La attrice cubana Yany Prado è riapparsa sui social network per smentire un'informazione che lei stessa aveva condiviso in precedenza: suo padre non è morto, come si era inizialmente creduto, anche se rimane in coma dopo essere stato brutalmente aggredito a Houston, Texas.
La artista ha annunciato, inoltre, che il presunto responsabile dell'attacco è già stato catturato al confine tra Messico e Stati Uniti, grazie a una denuncia da parte dei cittadini.
“Non ha assassinato mio padre, è stata una notizia falsa che ci hanno dato, non sappiamo ancora bene cosa sia successo, ma sì, è stato un tentativo di omicidio. Si farà giustizia! Mio padre è vivo! Pregate per la sua pronta guarigione, per favore,” ha scritto su Instagram insieme a una foto del presunto aggressore.
"Ci hanno fatto credere che fosse morto"
Yany insiste nel dire che sia lei che la sua famiglia hanno ricevuto inizialmente una versione fatale da Houston, che indicava che suo padre era stato assassinato.
“Domenica, a me e a tutta la mia famiglia hanno fatto credere che mio padre fosse morto, che mio padre era stato assassinato”, ha indicato in una serie di video che ha condiviso nelle sue storie di Instagram.
L'attrice crede che le informazioni false potrebbero essere state diffuse per proteggere suo padre mentre l'aggressore era ancora in fuga.
“Non avete idea di quello che sto passando in questo momento, non solo io, ma tutta la mia famiglia, perché ci hanno fatto credere che lo avessero assassinato, non so se per proteggerlo, dato che non avevano ancora preso quel maledetto”, disse tra le lacrime.
Di fronte alla confusione che si è generata e alle dubbi e speculazioni che circolano sui social media dopo il suo recente smentito, Yany ha espresso rammarico per il fatto che alcune persone insinuino che sia stata lei a inventare la notizia, e preferisce concentrarsi sull'aspetto fondamentale: suo padre è vivo.
“È avvenuto un grande miracolo, la notizia era falsa, mio padre è vivo, mio padre è un toro, mio padre è inarrestabile, è vivo, è in coma, non si è risvegliato, ma è vivo gente mia, non hanno potuto con mio padre, non hanno potuto con mio padre”, insistette.
Cattura dell'aggressore grazie al supporto dei suoi sostenitori
Una volta che Yany ha condiviso sui social la fotografia del presunto aggressore, i suoi follower hanno iniziato a diffondere la pubblicazione in modo massiccio, un'azione che si è rivelata cruciale per catturare l'individuo.
“Grazie a tutti voi, hanno catturato Pedro Luis Rodríguez Naranjo quando ha tentato di attraversare il confine”, raccontò con gratitudine.
Secondo quanto riportato, è stato grazie a una cittadina anonima che le autorità sono riuscite a fermare il sospetto.
“Una signora... quella signora è un angelo, non so chi sia, ma ha avvisato le autorità, perché lo ha riconosciuto e così lo hanno arrestato.

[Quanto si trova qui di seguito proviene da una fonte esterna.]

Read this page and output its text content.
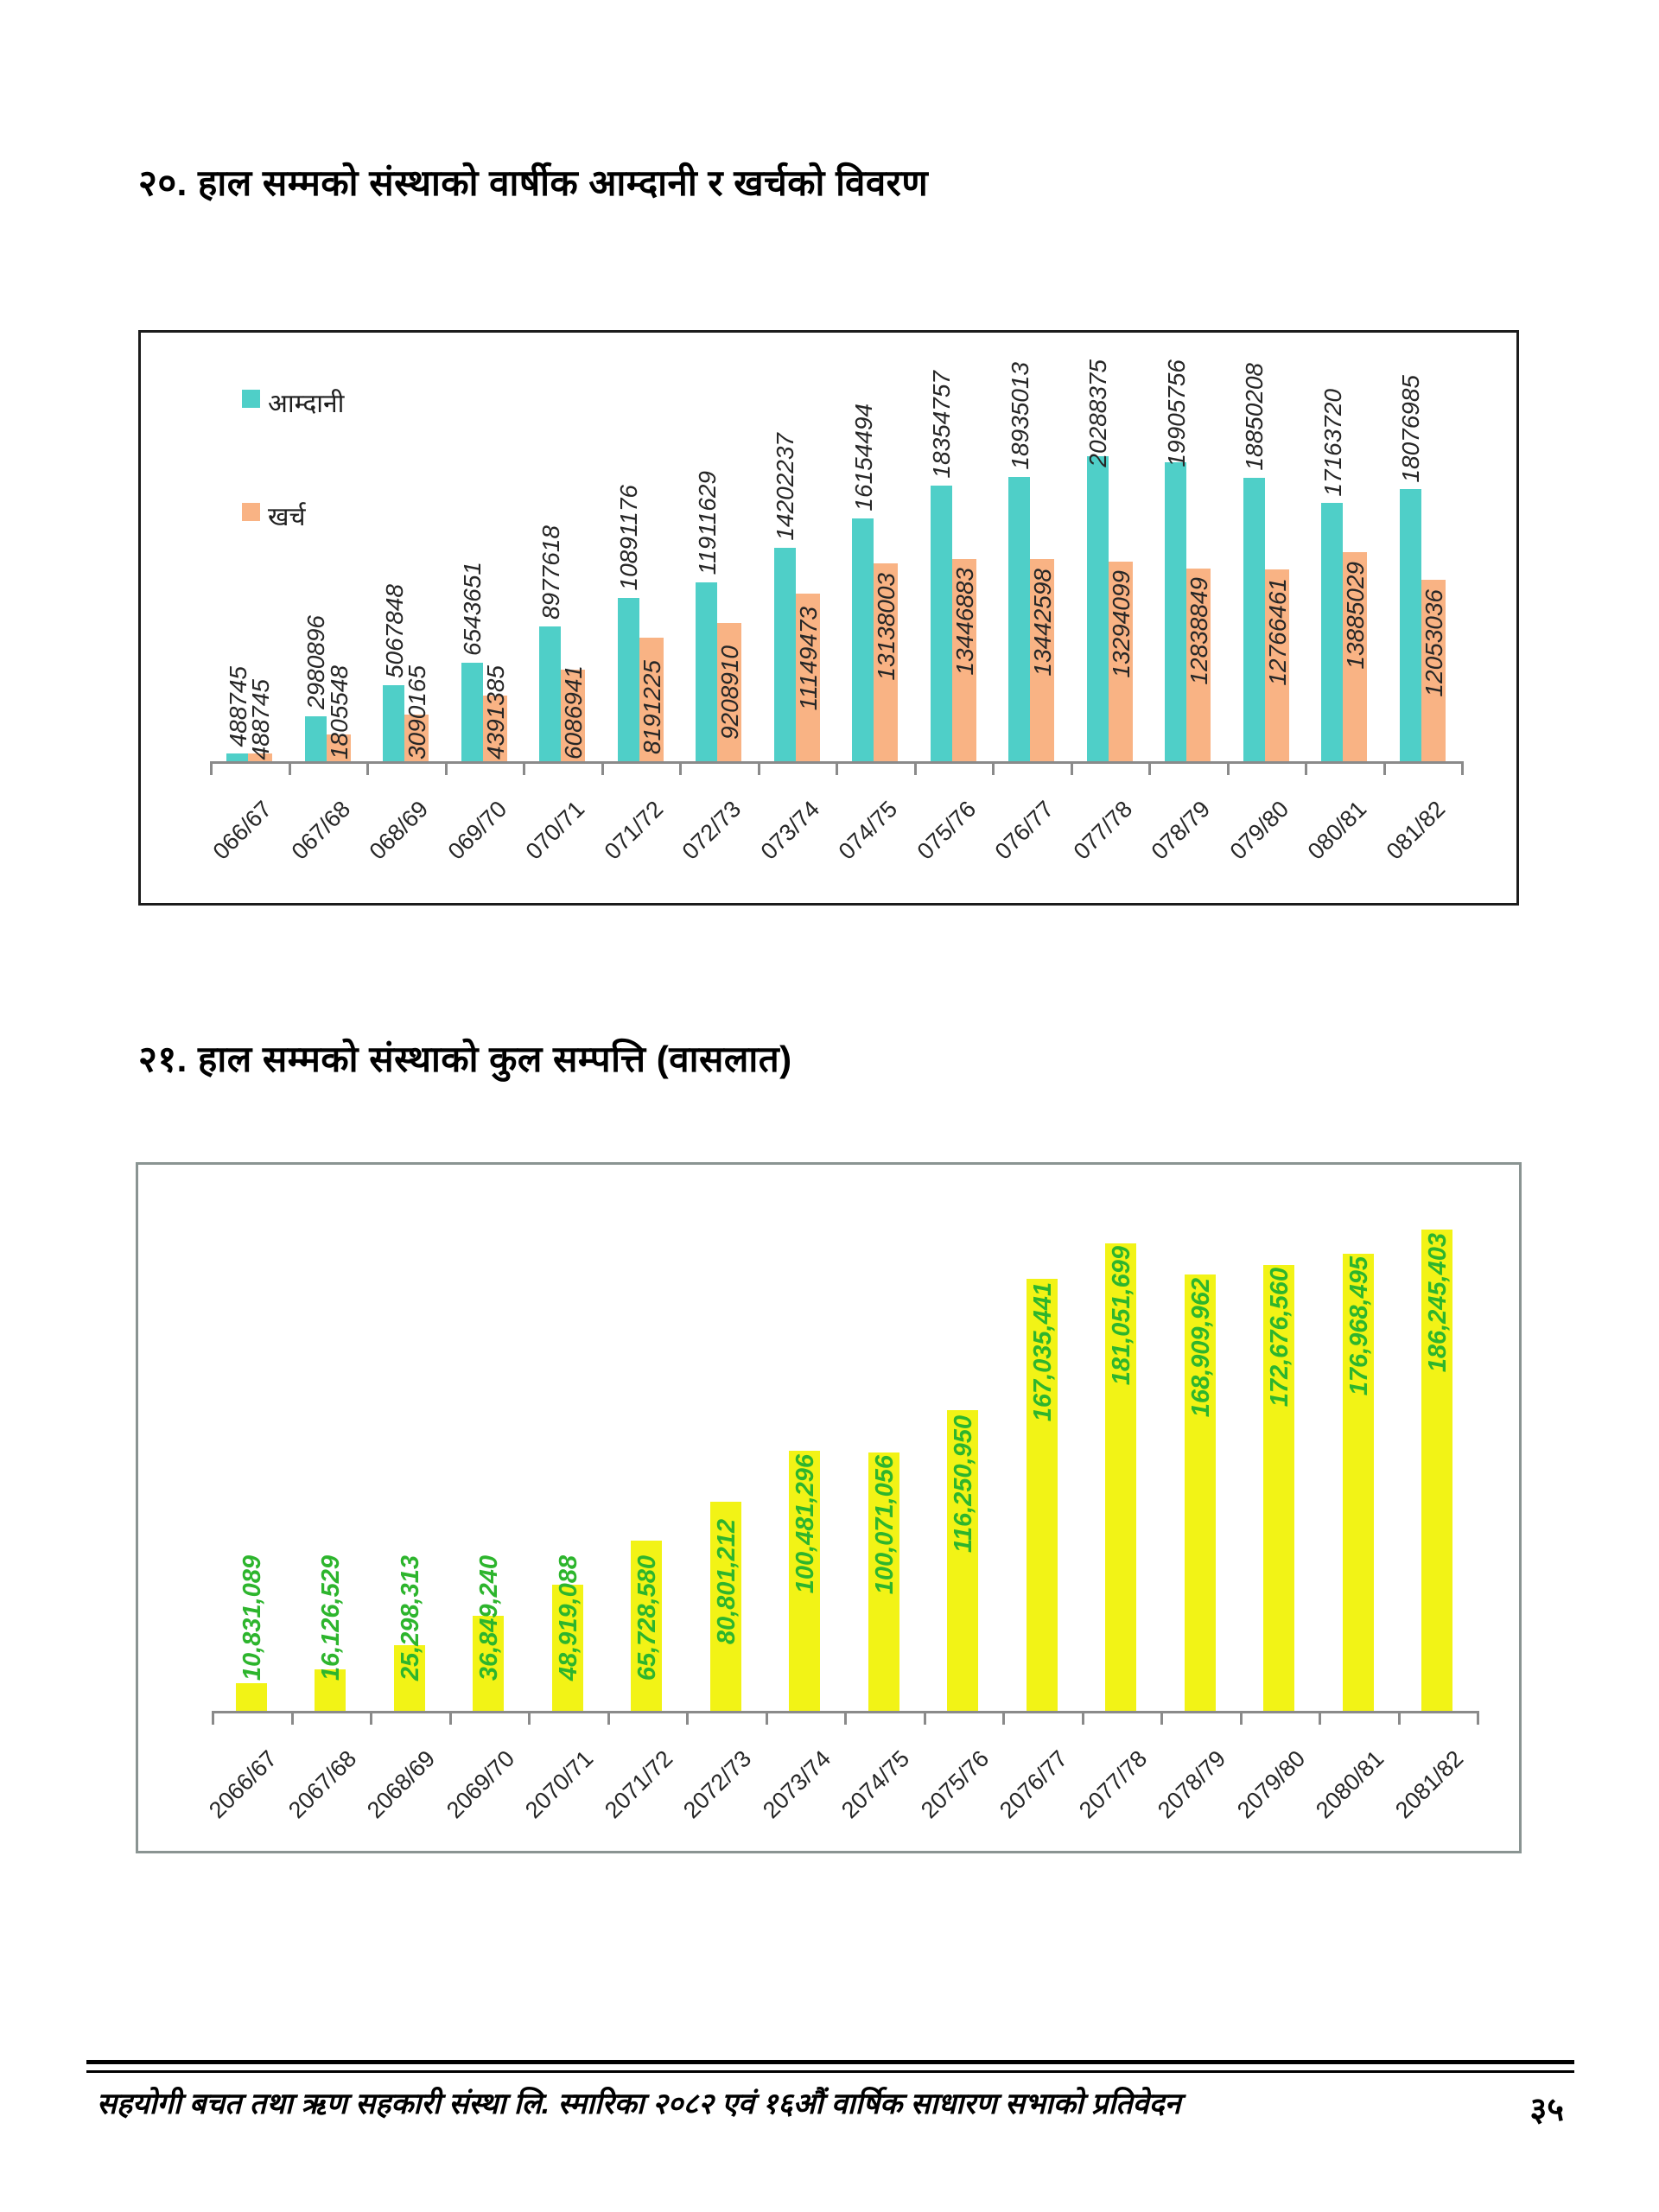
२०. हाल सम्मको संस्थाको वार्षीक आम्दानी र खर्चको विवरण
आम्दानी
खर्च
488745
488745
066/67
2980896
1805548
067/68
5067848
3090165
068/69
6543651
4391385
069/70
8977618
6086941
070/71
10891176
8191225
071/72
11911629
9208910
072/73
14202237
11149473
073/74
16154494
13138003
074/75
18354757
13446883
075/76
18935013
13442598
076/77
20288375
13294099
077/78
19905756
12838849
078/79
18850208
12766461
079/80
17163720
13885029
080/81
18076985
12053036
081/82
२१. हाल सम्मको संस्थाको कुल सम्पत्ति (वासलात)
10,831,089
2066/67
16,126,529
2067/68
25,298,313
2068/69
36,849,240
2069/70
48,919,088
2070/71
65,728,580
2071/72
80,801,212
2072/73
100,481,296
2073/74
100,071,056
2074/75
116,250,950
2075/76
167,035,441
2076/77
181,051,699
2077/78
168,909,962
2078/79
172,676,560
2079/80
176,968,495
2080/81
186,245,403
2081/82
सहयोगी बचत तथा ऋण सहकारी संस्था लि. स्मारिका २०८२ एवं १६औं वार्षिक साधारण सभाको प्रतिवेदन	३५
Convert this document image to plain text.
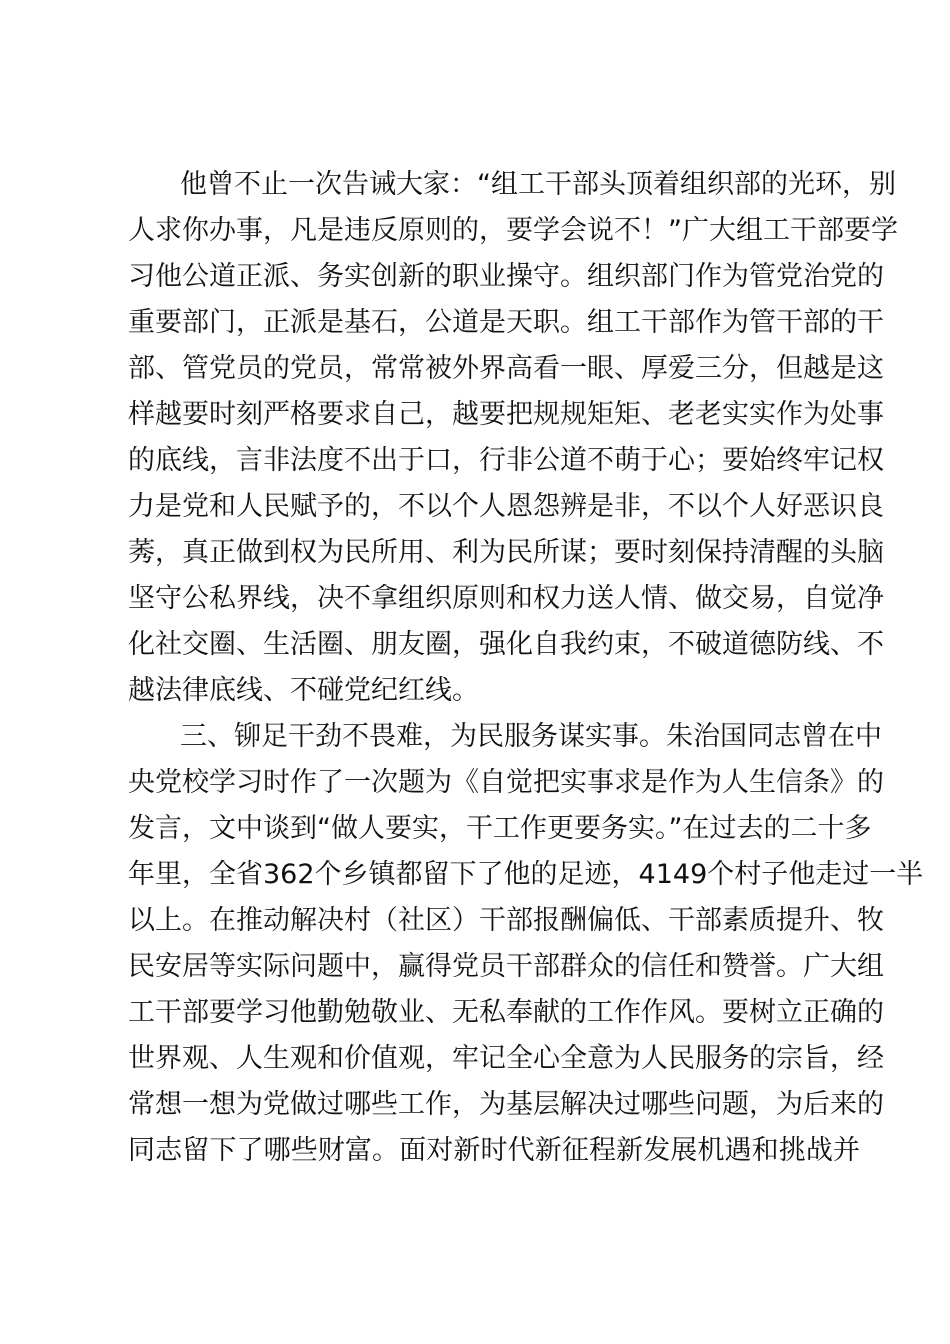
他曾不止一次告诫大家：“组工干部头顶着组织部的光环，别
人求你办事，凡是违反原则的，要学会说不！”广大组工干部要学
习他公道正派、务实创新的职业操守。组织部门作为管党治党的
重要部门，正派是基石，公道是天职。组工干部作为管干部的干
部、管党员的党员，常常被外界高看一眼、厚爱三分，但越是这
样越要时刻严格要求自己，越要把规规矩矩、老老实实作为处事
的底线，言非法度不出于口，行非公道不萌于心；要始终牢记权
力是党和人民赋予的，不以个人恩怨辨是非，不以个人好恶识良
莠，真正做到权为民所用、利为民所谋；要时刻保持清醒的头脑
坚守公私界线，决不拿组织原则和权力送人情、做交易，自觉净
化社交圈、生活圈、朋友圈，强化自我约束，不破道德防线、不
越法律底线、不碰党纪红线。
三、铆足干劲不畏难，为民服务谋实事。朱治国同志曾在中
央党校学习时作了一次题为《自觉把实事求是作为人生信条》的
发言，文中谈到“做人要实，干工作更要务实。”在过去的二十多
年里，全省362个乡镇都留下了他的足迹，4149个村子他走过一半
以上。在推动解决村（社区）干部报酬偏低、干部素质提升、牧
民安居等实际问题中，赢得党员干部群众的信任和赞誉。广大组
工干部要学习他勤勉敬业、无私奉献的工作作风。要树立正确的
世界观、人生观和价值观，牢记全心全意为人民服务的宗旨，经
常想一想为党做过哪些工作，为基层解决过哪些问题，为后来的
同志留下了哪些财富。面对新时代新征程新发展机遇和挑战并
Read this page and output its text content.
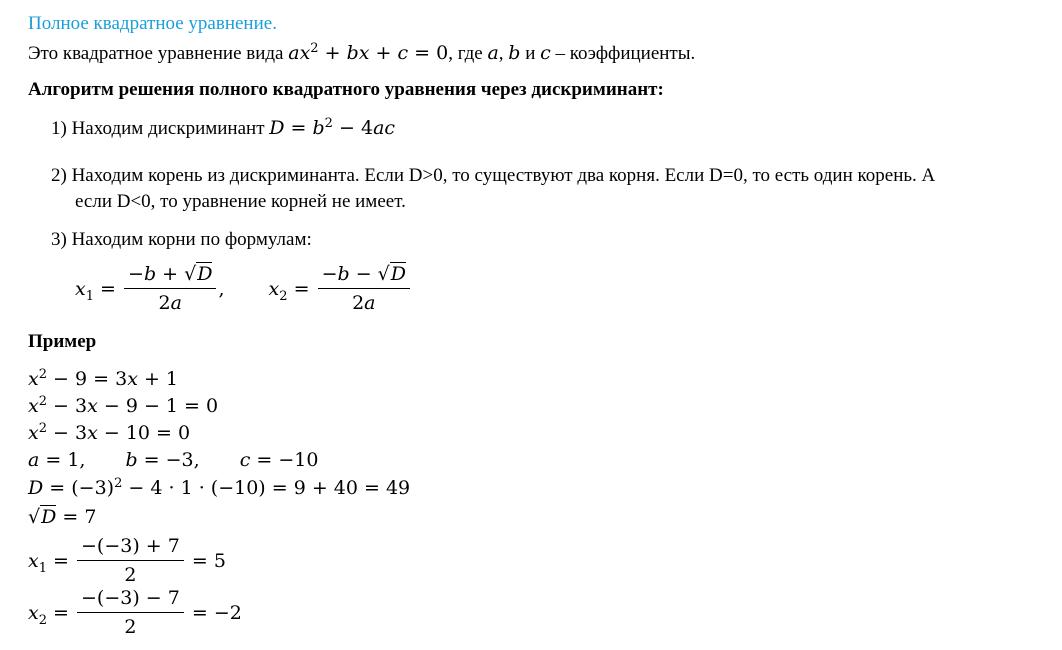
Полное квадратное уравнение.
Это квадратное уравнение вида $ax^2$ + bx + c = 0, где a, b и c – коэффициенты.
Алгоритм решения полного квадратного уравнения через дискриминант:
1) Находим дискриминант $D = b^2 - 4ac$
2) Находим корень из дискриминанта. Если D>0, то существуют два корня. Если D=0, то есть один корень. А
если D<0, то уравнение корней не имеет.
3) Находим корни по формулам:
$x_1 = \frac{-b + √D}{2a}$ , $x_2 = \frac{-b - √D}{2a}$
Пример
$x^2 - 9 = 3x + 1$
$x^2 - 3x - 9 - 1 = 0$
$x^2 - 3x - 10 = 0$
a = 1, b = −3, c = −10
$D = (-3)^2 - 4 \cdot 1 \cdot (-10) = 9 + 40 = 49$
√D = 7
$x_1 = \frac{-(-3) + 7}{2} = 5$
$x_2 = \frac{-(-3) - 7}{2} = -2$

Quindi lo hanno già catturato, lo hanno preso... volevo ringraziarvi di cuore, perché grazie a voi si farà giustizia”, ha precisato.
Il clamore per un visto umanitario
Tuttavia, uno dei maggiori ostacoli per Yany in questo momento è l'impossibilità di viaggiare negli Stati Uniti, paese dove suo padre è attualmente ricoverato in ospedale.
"Sto cercando di risolvere la situazione, perché non ho il visto per gli Stati Uniti, per ora, mio padre è cittadino americano... insomma, devo essere lì con lui," ha confessato.
L'attrice ha spiegato di aver avviato con urgenza le pratiche per ottenere un visto umanitario, poiché ha bisogno di stare con suo padre.
“Non so come farò, ma devo riuscire a ottenere questo visto umanitario per poter stare con mio padre e cantargli, parlargli; secondo i medici, questo aiuta molto affinché il paziente si risvegli e so che lo farà,” disse convinta.
“Ho fiducia e credo che mio padre uscirà da questa situazione, perché mio padre è un campione”, concluse.